There are also similarities: microbiological diagnostics are outrageous (mostly unnecessary) and not a single microbiologist is curtailing this money-wasting-industry.
And, there is only one thing they can still learn from us: antibiotic stewardship. But wait a minute: penicilline, cotrimpxazol and a pharmacist that calls you? No antibiotic resistance? And much lower HAI rates than in AMC? Can’t think of anything more to learn.
Many questions arise: Is this (unnamed) hospital representative fort he UK? And is his prior experience in AMC representative for the Netherlands? I cannot imagine that he would have written this if any of both questions should be answered with NO. Or am I wrong?

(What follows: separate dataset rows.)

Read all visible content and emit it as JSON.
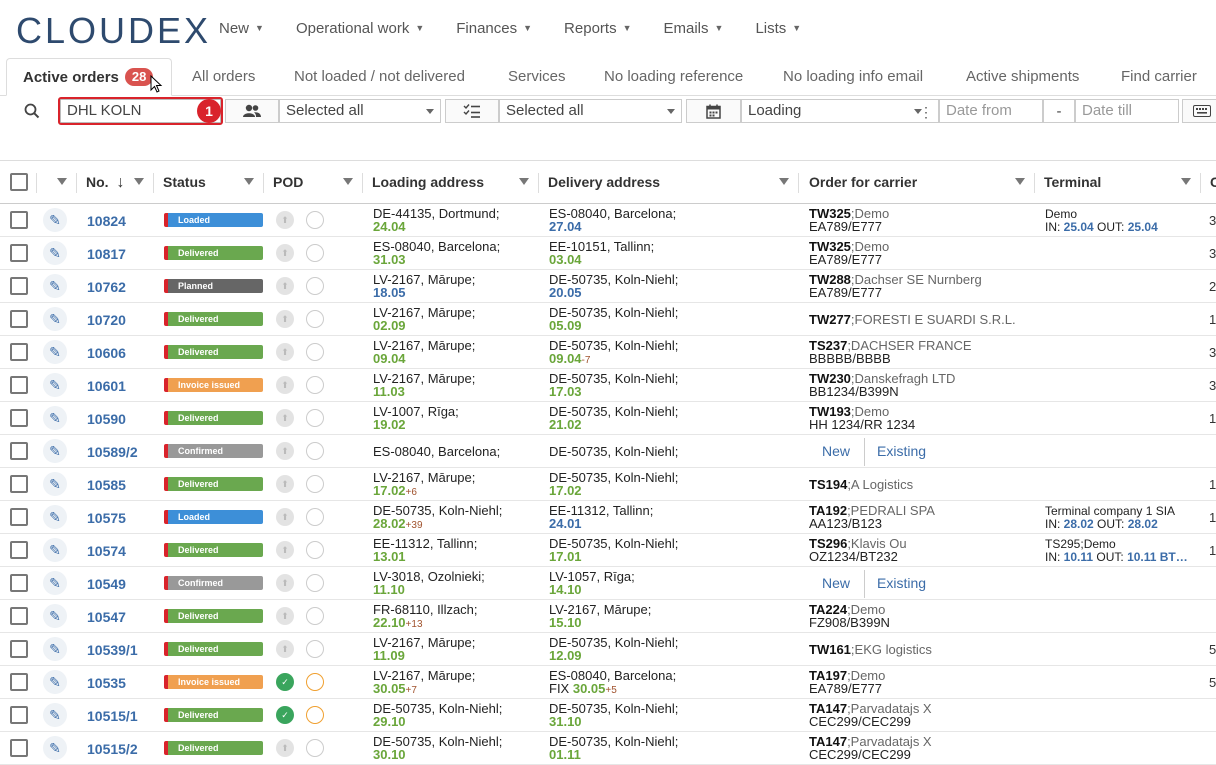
{
  "app": {
    "logo": "CLOUDEX"
  },
  "menu": [
    {
      "label": "New"
    },
    {
      "label": "Operational work"
    },
    {
      "label": "Finances"
    },
    {
      "label": "Reports"
    },
    {
      "label": "Emails"
    },
    {
      "label": "Lists"
    }
  ],
  "tabs": {
    "active": {
      "label": "Active orders",
      "count": "28"
    },
    "others": [
      "All orders",
      "Not loaded / not delivered",
      "Services",
      "No loading reference",
      "No loading info email",
      "Active shipments",
      "Find carrier"
    ]
  },
  "filters": {
    "search_value": "DHL KOLN",
    "marker": "1",
    "users_value": "Selected all",
    "status_value": "Selected all",
    "date_type": "Loading",
    "date_from_placeholder": "Date from",
    "date_sep": "-",
    "date_till_placeholder": "Date till"
  },
  "table": {
    "headers": {
      "no": "No.",
      "status": "Status",
      "pod": "POD",
      "loading": "Loading address",
      "delivery": "Delivery address",
      "order": "Order for carrier",
      "terminal": "Terminal",
      "last": "C"
    },
    "new_label": "New",
    "existing_label": "Existing",
    "rows": [
      {
        "no": "10824",
        "status": "Loaded",
        "st_color": "#3d8fd8",
        "pod": "none",
        "la": "DE-44135, Dortmund;",
        "ld": "24.04",
        "lx": "",
        "da": "ES-08040, Barcelona;",
        "dd": "27.04",
        "dx": "",
        "dblue": true,
        "ca": "TW325",
        "cb": ";Demo",
        "cc": "EA789/E777",
        "t1": "Demo",
        "tin": "25.04",
        "tout": "25.04",
        "last": "3"
      },
      {
        "no": "10817",
        "status": "Delivered",
        "st_color": "#6aa84f",
        "pod": "none",
        "la": "ES-08040, Barcelona;",
        "ld": "31.03",
        "lx": "",
        "da": "EE-10151, Tallinn;",
        "dd": "03.04",
        "dx": "",
        "ca": "TW325",
        "cb": ";Demo",
        "cc": "EA789/E777",
        "last": "3"
      },
      {
        "no": "10762",
        "status": "Planned",
        "st_color": "#666666",
        "pod": "none",
        "la": "LV-2167, Mārupe;",
        "ld": "18.05",
        "lblue": true,
        "lx": "",
        "da": "DE-50735, Koln-Niehl;",
        "dd": "20.05",
        "dblue": true,
        "dx": "",
        "ca": "TW288",
        "cb": ";Dachser SE Nurnberg",
        "cc": "EA789/E777",
        "last": "2"
      },
      {
        "no": "10720",
        "status": "Delivered",
        "st_color": "#6aa84f",
        "pod": "none",
        "la": "LV-2167, Mārupe;",
        "ld": "02.09",
        "lx": "",
        "da": "DE-50735, Koln-Niehl;",
        "dd": "05.09",
        "dx": "",
        "ca": "TW277",
        "cb": ";FORESTI E SUARDI S.R.L.",
        "cc": "",
        "last": "1"
      },
      {
        "no": "10606",
        "status": "Delivered",
        "st_color": "#6aa84f",
        "pod": "none",
        "la": "LV-2167, Mārupe;",
        "ld": "09.04",
        "lx": "",
        "da": "DE-50735, Koln-Niehl;",
        "dd": "09.04",
        "dx": "-7",
        "ca": "TS237",
        "cb": ";DACHSER FRANCE",
        "cc": "BBBBB/BBBB",
        "last": "3"
      },
      {
        "no": "10601",
        "status": "Invoice issued",
        "st_color": "#f0a050",
        "pod": "none",
        "la": "LV-2167, Mārupe;",
        "ld": "11.03",
        "lx": "",
        "da": "DE-50735, Koln-Niehl;",
        "dd": "17.03",
        "dx": "",
        "ca": "TW230",
        "cb": ";Danskefragh LTD",
        "cc": "BB1234/B399N",
        "last": "3"
      },
      {
        "no": "10590",
        "status": "Delivered",
        "st_color": "#6aa84f",
        "pod": "none",
        "la": "LV-1007, Rīga;",
        "ld": "19.02",
        "lx": "",
        "da": "DE-50735, Koln-Niehl;",
        "dd": "21.02",
        "dx": "",
        "ca": "TW193",
        "cb": ";Demo",
        "cc": "HH 1234/RR 1234",
        "last": "1"
      },
      {
        "no": "10589/2",
        "status": "Confirmed",
        "st_color": "#999999",
        "pod": "none",
        "la": "ES-08040, Barcelona;",
        "ld": "",
        "lx": "",
        "da": "DE-50735, Koln-Niehl;",
        "dd": "",
        "dx": "",
        "newexist": true,
        "last": ""
      },
      {
        "no": "10585",
        "status": "Delivered",
        "st_color": "#6aa84f",
        "pod": "none",
        "la": "LV-2167, Mārupe;",
        "ld": "17.02",
        "lx": "+6",
        "da": "DE-50735, Koln-Niehl;",
        "dd": "17.02",
        "dx": "",
        "ca": "TS194",
        "cb": ";A Logistics",
        "cc": "",
        "last": "1"
      },
      {
        "no": "10575",
        "status": "Loaded",
        "st_color": "#3d8fd8",
        "pod": "none",
        "la": "DE-50735, Koln-Niehl;",
        "ld": "28.02",
        "lx": "+39",
        "da": "EE-11312, Tallinn;",
        "dd": "24.01",
        "dblue": true,
        "dx": "",
        "ca": "TA192",
        "cb": ";PEDRALI SPA",
        "cc": "AA123/B123",
        "t1": "Terminal company 1 SIA",
        "tin": "28.02",
        "tout": "28.02",
        "last": "1"
      },
      {
        "no": "10574",
        "status": "Delivered",
        "st_color": "#6aa84f",
        "pod": "none",
        "la": "EE-11312, Tallinn;",
        "ld": "13.01",
        "lx": "",
        "da": "DE-50735, Koln-Niehl;",
        "dd": "17.01",
        "dx": "",
        "ca": "TS296",
        "cb": ";Klavis Ou",
        "cc": "OZ1234/BT232",
        "t1": "TS295;Demo",
        "tin": "10.11",
        "tout": "10.11 BT…",
        "last": "1"
      },
      {
        "no": "10549",
        "status": "Confirmed",
        "st_color": "#999999",
        "pod": "none",
        "la": "LV-3018, Ozolnieki;",
        "ld": "11.10",
        "lx": "",
        "da": "LV-1057, Rīga;",
        "dd": "14.10",
        "dx": "",
        "newexist": true,
        "last": ""
      },
      {
        "no": "10547",
        "status": "Delivered",
        "st_color": "#6aa84f",
        "pod": "none",
        "la": "FR-68110, Illzach;",
        "ld": "22.10",
        "lx": "+13",
        "da": "LV-2167, Mārupe;",
        "dd": "15.10",
        "dx": "",
        "ca": "TA224",
        "cb": ";Demo",
        "cc": "FZ908/B399N",
        "last": ""
      },
      {
        "no": "10539/1",
        "status": "Delivered",
        "st_color": "#6aa84f",
        "pod": "none",
        "la": "LV-2167, Mārupe;",
        "ld": "11.09",
        "lx": "",
        "da": "DE-50735, Koln-Niehl;",
        "dd": "12.09",
        "dx": "",
        "ca": "TW161",
        "cb": ";EKG logistics",
        "cc": "",
        "last": "5"
      },
      {
        "no": "10535",
        "status": "Invoice issued",
        "st_color": "#f0a050",
        "pod": "ok",
        "la": "LV-2167, Mārupe;",
        "ld": "30.05",
        "lx": "+7",
        "da": "ES-08040, Barcelona;",
        "dd": "30.05",
        "dpre": "FIX ",
        "dx": "+5",
        "ca": "TA197",
        "cb": ";Demo",
        "cc": "EA789/E777",
        "last": "5"
      },
      {
        "no": "10515/1",
        "status": "Delivered",
        "st_color": "#6aa84f",
        "pod": "ok",
        "la": "DE-50735, Koln-Niehl;",
        "ld": "29.10",
        "lx": "",
        "da": "DE-50735, Koln-Niehl;",
        "dd": "31.10",
        "dx": "",
        "ca": "TA147",
        "cb": ";Parvadatajs X",
        "cc": "CEC299/CEC299",
        "last": ""
      },
      {
        "no": "10515/2",
        "status": "Delivered",
        "st_color": "#6aa84f",
        "pod": "none",
        "la": "DE-50735, Koln-Niehl;",
        "ld": "30.10",
        "lx": "",
        "da": "DE-50735, Koln-Niehl;",
        "dd": "01.11",
        "dx": "",
        "ca": "TA147",
        "cb": ";Parvadatajs X",
        "cc": "CEC299/CEC299",
        "last": ""
      }
    ]
  }
}
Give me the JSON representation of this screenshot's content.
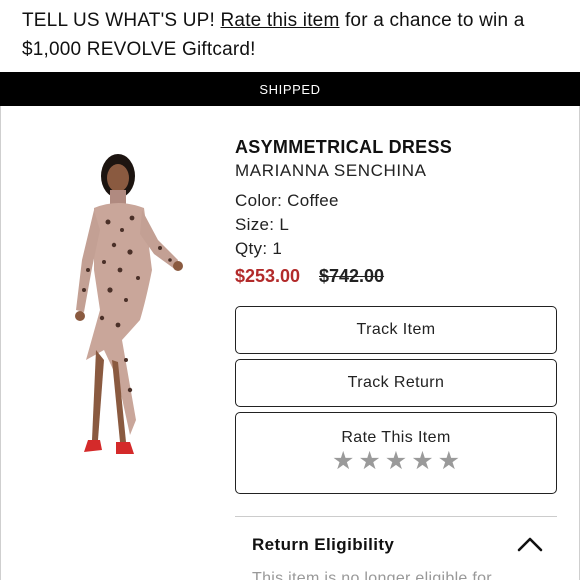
{
  "promo": {
    "prefix": "TELL US WHAT'S UP! ",
    "link": "Rate this item",
    "suffix_line1": " for a chance to win a",
    "line2": "$1,000 REVOLVE Giftcard!"
  },
  "status": {
    "label": "SHIPPED"
  },
  "product": {
    "title": "ASYMMETRICAL DRESS",
    "brand": "MARIANNA SENCHINA",
    "color": "Color: Coffee",
    "size": "Size: L",
    "qty": "Qty: 1",
    "sale_price": "$253.00",
    "original_price": "$742.00"
  },
  "actions": {
    "track_item": "Track Item",
    "track_return": "Track Return",
    "rate_item": "Rate This Item",
    "stars_total": 5,
    "stars_selected": 0,
    "star_color": "#9a9a9a"
  },
  "return_section": {
    "header": "Return Eligibility",
    "partial_text": "This item is no longer eligible for",
    "chevron_icon": "chevron-up-icon"
  },
  "colors": {
    "sale_price": "#b22a2a",
    "status_bar_bg": "#000000"
  }
}
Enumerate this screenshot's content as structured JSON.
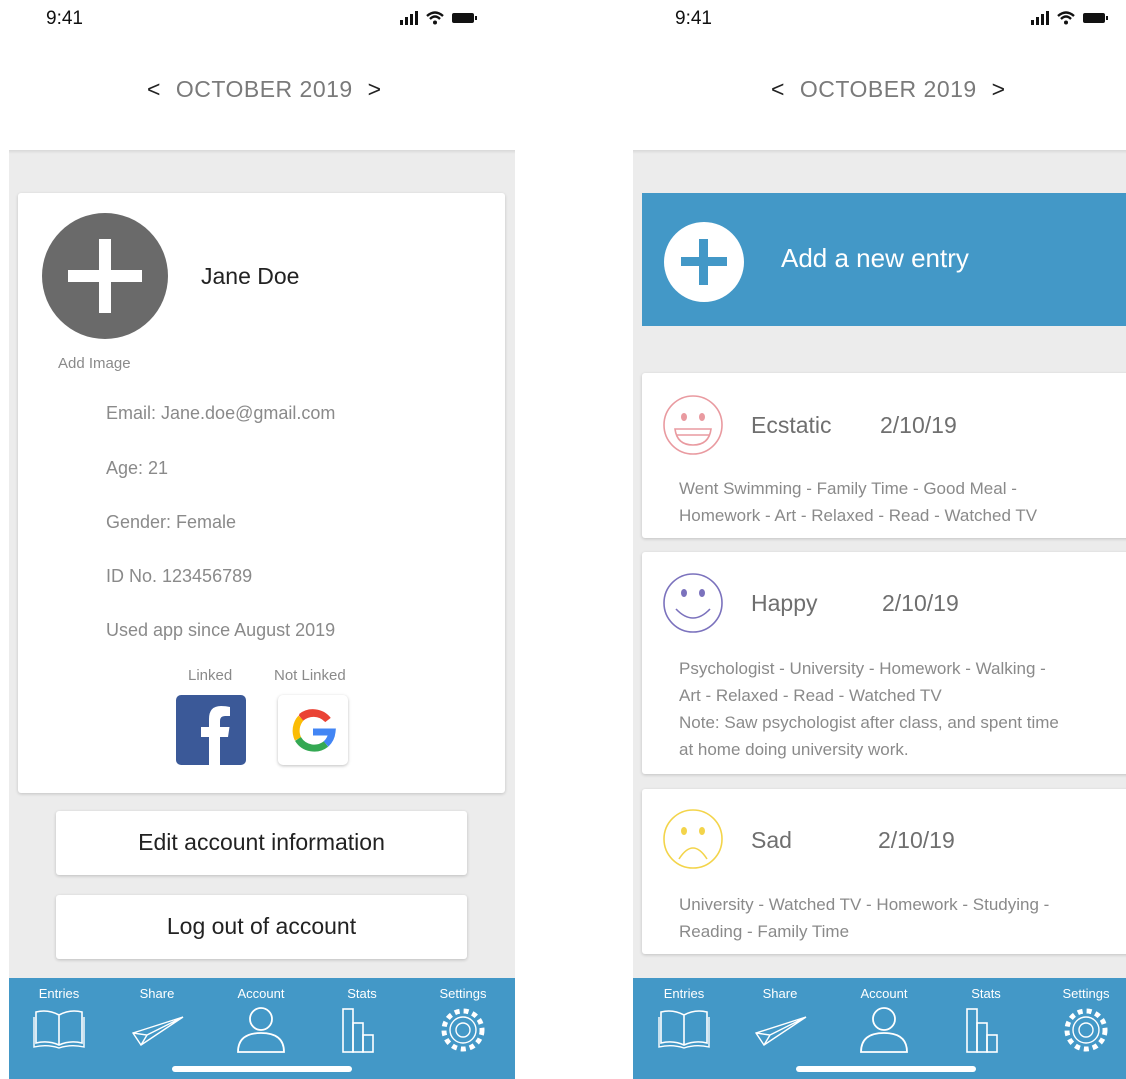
{
  "status_bar": {
    "time": "9:41"
  },
  "month_nav": {
    "prev": "<",
    "label": "OCTOBER 2019",
    "next": ">"
  },
  "account": {
    "avatar_action": "Add Image",
    "name": "Jane Doe",
    "email": "Email: Jane.doe@gmail.com",
    "age": "Age: 21",
    "gender": "Gender: Female",
    "id": "ID No. 123456789",
    "since": "Used app since August 2019",
    "facebook_status": "Linked",
    "google_status": "Not Linked",
    "edit_button": "Edit account information",
    "logout_button": "Log out of account"
  },
  "tabs": [
    "Entries",
    "Share",
    "Account",
    "Stats",
    "Settings"
  ],
  "entries": {
    "add_label": "Add a new entry",
    "items": [
      {
        "mood": "Ecstatic",
        "date": "2/10/19",
        "color": "#e99aa0",
        "lines": [
          "Went Swimming - Family Time - Good Meal -",
          "Homework - Art - Relaxed - Read - Watched TV"
        ]
      },
      {
        "mood": "Happy",
        "date": "2/10/19",
        "color": "#7b72bd",
        "lines": [
          "Psychologist - University - Homework - Walking -",
          "Art - Relaxed - Read - Watched TV",
          "Note: Saw psychologist after class, and spent time",
          "at home doing university work."
        ]
      },
      {
        "mood": "Sad",
        "date": "2/10/19",
        "color": "#f3d44a",
        "lines": [
          "University - Watched TV - Homework - Studying -",
          "Reading - Family Time"
        ]
      }
    ]
  },
  "colors": {
    "accent": "#4398c7",
    "background": "#ececec",
    "avatar": "#6a6a6a",
    "facebook": "#3b5998"
  }
}
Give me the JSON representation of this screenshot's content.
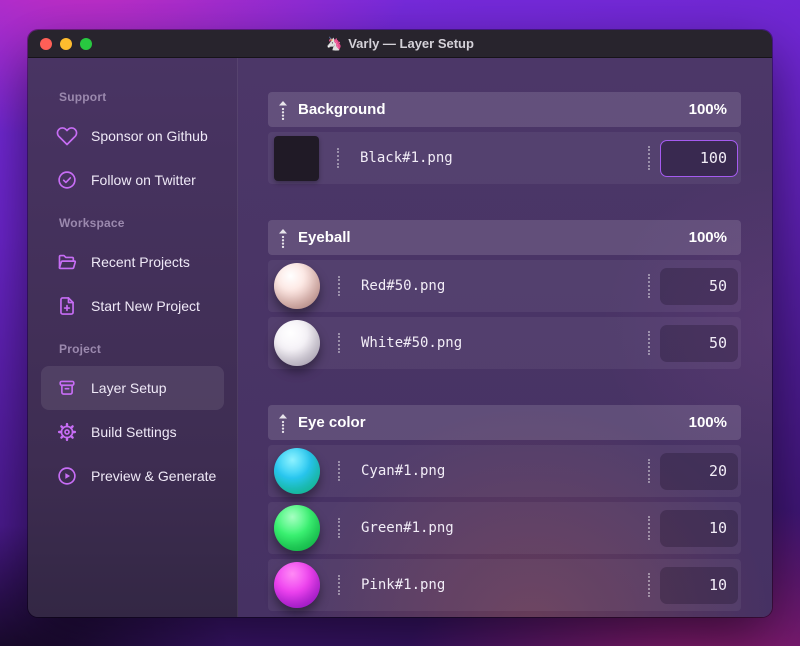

So, now you all know. You won’t see or hear Dutch clinical microbiologists anymore on international conferences. And you can also discontinue your famous and highly appreciated British politeness: stop providing high resistance numbers to EARSS and to other international surveillance systems, stop publishing manuscripts with high HAI infection and resistance rates, only to make us (Dutch) look good. Be honest, and admit that CDI doesn’t exist, CPE is a fairy tale and that carbapenems are not even registered. Sack your microbiologists and rename NHS from No Hope for Survival (old, silly joke) to New Heights in Susceptibility.